Taxpayer granting option to buy land – Payment dependent upon taxpayer obtaining release from covenants – Release obtained for consideration of £90,000 – Taxpayer receiving £399,750 – Whether £90,000 deductible for purposes of calculating chargeable gain – Commissioners holding £90,000 deductible – High Court dismissing Revenue’s appeal – Revenue’s appeal allowed – Taxpayer’s appeal dismissed
By an agreement of September 1998, the first respondent (the taxpayer) sold an option to Mowat Group plc (Mowat) to purchase freehold land in Portsmouth. The option price was £399,750. The taxpayer gave undertakings to use its best endeavours, inter alia, to procure the release of certain restrictive covenants affecting the land. Pursuant to the option agreement, £399,750 was duly paid to the taxpayer’s solicitors and held by them until such time as the undertakings were fulfilled.
In May 1990 the taxpayer obtained release of the restrictive covenants for a consideration of £90,000. However, Mowat did not exercise the option within the stipulated period and, in accordance with the agreement, the taxpayer received the £399,750.
The Revenue assessed the taxpayer on the basis that the consideration for the disposal of the option was £399,750. The taxpayer appealed claiming that the payment of £90,000, made under the obligation to obtain release of the covenants, should be taken into account, either in computing the consideration or as an allowable deduction pursuant to section 32 of the Capital Gains Tax Act 1979. The commissioners held that the sum of £90,000 was to be allowed as a deduction pursuant to section 32.
The High Court (see [1997] PLSCS 50) held that £90,000 was not a deduction allowable by virtue of section 32, but should be taken into account in computing the consideration. The Court of Appeal allowed the Revenue’s appeal (see [1998] EGCS 172), holding that £90,000 was not to be taken into account either in computing the consideration or as an allowable deduction pursuant to section 32. The taxpayer appealed.
Held: The appeal was dismissed.
1. Where a contingency related directly to the value of the consideration, it might be appropriate to have regard to it in computing the value of the consideration paid. If it was related to a matter that did not bear directly upon that value, it did not follow that it had necessarily to be taken into account. In the case of Randall v Plumb [1975] 1 WLR 633 the consideration paid for the option to purchase land was not absolute, but was subject to being repaid on the happening of a certain event, and, accordingly, that contingency of repayment went directly to the value of the consideration. However, in the instant case the sum of £399,750 had been paid to the taxpayer and no part had been repaid to Mowat. The sum that had been received by the taxpayer under the agreement as consideration for the disposal, namely the grant of the option, could not be reduced because the taxpayer had paid another sum to a third party. Therefore, the sum of £90,000 was not to be taken into account in computing the consideration.
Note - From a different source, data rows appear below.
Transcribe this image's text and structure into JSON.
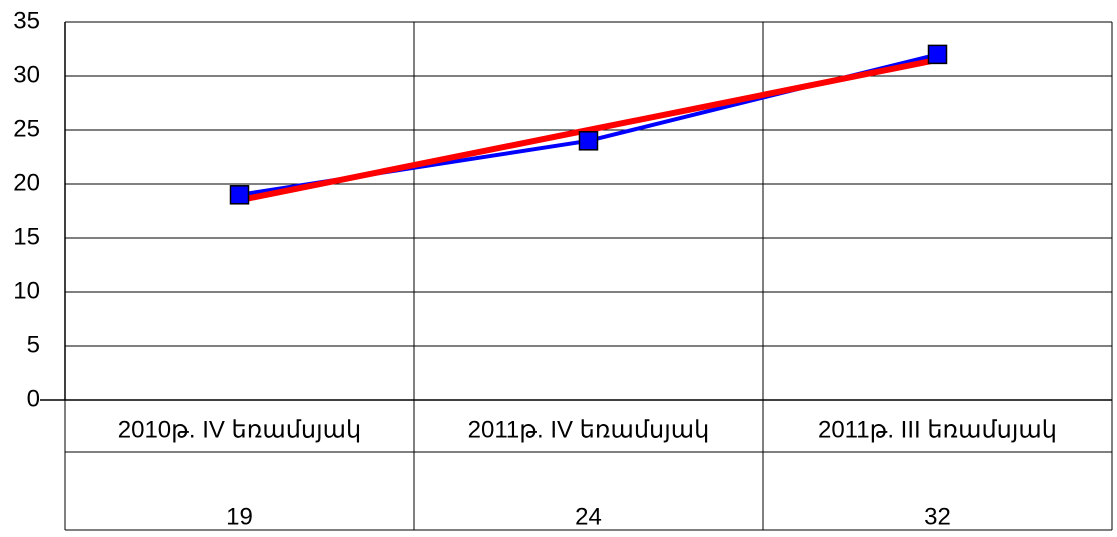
{
  "chart_data": {
    "type": "line",
    "categories": [
      "2010թ. IV եռամսյակ",
      "2011թ. IV եռամսյակ",
      "2011թ. III եռամսյակ"
    ],
    "series": [
      {
        "color": "#0000ff",
        "values": [
          19,
          24,
          32
        ],
        "marker": "square"
      },
      {
        "color": "#ff0000",
        "values": [
          18.5,
          25,
          31.5
        ]
      }
    ],
    "ylim": [
      0,
      35
    ],
    "yticks": [
      0,
      5,
      10,
      15,
      20,
      25,
      30,
      35
    ],
    "grid": true
  }
}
2. Paras (a) and (b) of section 32(1) were intended to deal with two different situations. Para (a) related to the acquisition cost to the taxpayer of the asset being disposed of, and, accordingly, the expenses of granting the option to purchase the land were prima facie deductible under para (a). The implementation of the obligation to obtain the release of the covenants was not a prerequisite of the option being exercised, and thus the obligation could not be said to be “wholly and exclusively incurred by [the taxpayer] in providing the [option]” for the purposes of section 32(1)(a).
3. Para (b) of section 32(1) applied to expenditure incurred on the asset to enhance its value and reflected in its state or nature at the time of the disposal. It presupposed that the asset was in existence when the expenditure was incurred and covered the situation where, after acquisition, an asset was transformed or improved, with the result that it fetched a higher price on subsequent disposal. Since the option came into existence at the same time as the obligation to obtain the release of the covenants, it could not be said to qualify as expenditure to which para (b) applied.
4. However, that did not mean that there were no circumstances in which part of the £90,000 could be taken into account. If Mowat had exercised the option and paid the taxpayer the balance of the purchase price, the taxpayer might have been able to claim that £90,000 was deductible from the consideration received for the sale of the land. The fact that the land might be sold to another buyer should not alter that position. In either event, it was the land, not the option, that was the asset being disposed of for the purposes of section 32(1), and it was the value of the land that would have been enhanced by the removal of the restrictive covenants.
David Ewart and Richard Dallat (instructed by Warner Goodman & Streat, of Fareham) appeared for the appellant taxpayer; Launcelot Henderson QC (instructed by the solicitor to the Inland Revenue) appeared for the respondent.